A grounds crew member directs an United Airlines airplane to a gate at Terminal A at Newark Liberty International Airport (EWR) in Newark, New Jersey, US, on Thursday, Jan. 12, 2023.
Aristide Economopoulos | Bloomberg | Getty Images
The company also said it will accrue expenses tied to a possible new contract with its pilots in the first quarter, earlier than it previously forecast, although negotiations are ongoing.
The carrier expects an adjusted quarterly loss of between 60 cents and $1 per share, down from its previous projections of adjusted earnings of between 50 cents and $1 per share for the first three months of the year.
“While all months of 2023 are expected to produce unit revenue significantly above the corresponding months in 2019, the Company is observing new seasonal demand patterns, with lower-demand months such as January and February 2023 growing less than higher-demand months,” United said in a securities filing after the market closed on Monday.

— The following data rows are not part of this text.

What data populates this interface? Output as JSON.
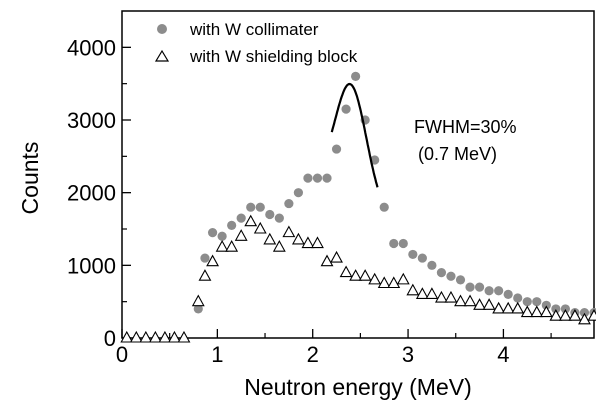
{
  "chart_data": {
    "type": "scatter",
    "xlabel": "Neutron energy (MeV)",
    "ylabel": "Counts",
    "xlim": [
      0,
      4.95
    ],
    "ylim": [
      0,
      4500
    ],
    "xticks": [
      0,
      1,
      2,
      3,
      4
    ],
    "yticks": [
      0,
      1000,
      2000,
      3000,
      4000
    ],
    "xtick_labels": [
      "0",
      "1",
      "2",
      "3",
      "4"
    ],
    "ytick_labels": [
      "0",
      "1000",
      "2000",
      "3000",
      "4000"
    ],
    "legend_position": "top-left",
    "grid": false,
    "series": [
      {
        "name": "with W collimater",
        "marker": "filled-circle",
        "color": "#8c8c8c",
        "x": [
          0.8,
          0.87,
          0.95,
          1.05,
          1.15,
          1.25,
          1.35,
          1.45,
          1.55,
          1.65,
          1.75,
          1.85,
          1.95,
          2.05,
          2.15,
          2.25,
          2.35,
          2.45,
          2.55,
          2.65,
          2.75,
          2.85,
          2.95,
          3.05,
          3.15,
          3.25,
          3.35,
          3.45,
          3.55,
          3.65,
          3.75,
          3.85,
          3.95,
          4.05,
          4.15,
          4.25,
          4.35,
          4.45,
          4.55,
          4.65,
          4.75,
          4.85,
          4.95
        ],
        "y": [
          400,
          1100,
          1450,
          1400,
          1550,
          1650,
          1800,
          1800,
          1700,
          1650,
          1850,
          2000,
          2200,
          2200,
          2200,
          2600,
          3150,
          3600,
          3000,
          2450,
          1800,
          1300,
          1300,
          1150,
          1100,
          1000,
          900,
          850,
          800,
          700,
          700,
          650,
          650,
          600,
          550,
          500,
          500,
          450,
          400,
          400,
          350,
          350,
          350
        ]
      },
      {
        "name": "with W shielding block",
        "marker": "open-triangle",
        "color": "#000000",
        "x": [
          0.05,
          0.15,
          0.25,
          0.35,
          0.45,
          0.55,
          0.65,
          0.8,
          0.87,
          0.95,
          1.05,
          1.15,
          1.25,
          1.35,
          1.45,
          1.55,
          1.65,
          1.75,
          1.85,
          1.95,
          2.05,
          2.15,
          2.25,
          2.35,
          2.45,
          2.55,
          2.65,
          2.75,
          2.85,
          2.95,
          3.05,
          3.15,
          3.25,
          3.35,
          3.45,
          3.55,
          3.65,
          3.75,
          3.85,
          3.95,
          4.05,
          4.15,
          4.25,
          4.35,
          4.45,
          4.55,
          4.65,
          4.75,
          4.85,
          4.95
        ],
        "y": [
          0,
          0,
          0,
          0,
          0,
          0,
          0,
          500,
          850,
          1050,
          1250,
          1250,
          1400,
          1600,
          1500,
          1350,
          1250,
          1450,
          1350,
          1300,
          1300,
          1050,
          1100,
          900,
          850,
          850,
          800,
          750,
          750,
          800,
          650,
          600,
          600,
          550,
          550,
          500,
          500,
          450,
          450,
          400,
          400,
          400,
          350,
          350,
          350,
          300,
          300,
          300,
          250,
          300
        ]
      }
    ],
    "fit_curve": {
      "type": "gaussian",
      "peak_center": 2.4,
      "peak_height": 3600,
      "fwhm": 0.7,
      "x_range": [
        2.2,
        2.68
      ]
    },
    "annotations": [
      "FWHM=30%",
      "(0.7 MeV)"
    ]
  }
}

The carrier said as a result it trimmed its estimate for unit revenues to between 22% and 23% over a year earlier, down from previous guidance of a 25% increase.
As travelers return to more traditional booking patterns, such as traveling close to holidays and other popular vacation periods, second-quarter revenue will likely be higher than United previously expected with operating revenue up in the “mid-teens” over last year, the company said.
The airline said it still expects to earn between $10 and $12 a share this year, on an adjusted basis.
Delta forecast a net loss of $100 million to $200 million for the first quarter. Adjusting for costs tied to a new pilot contract, Delta expects quarterly income of $100 million to $200 million, or 15 cents to 40 cents a share.
CEO Ed Bastian told CNBC’s “Squawk Box” on Tuesday that travel demand has been resilient.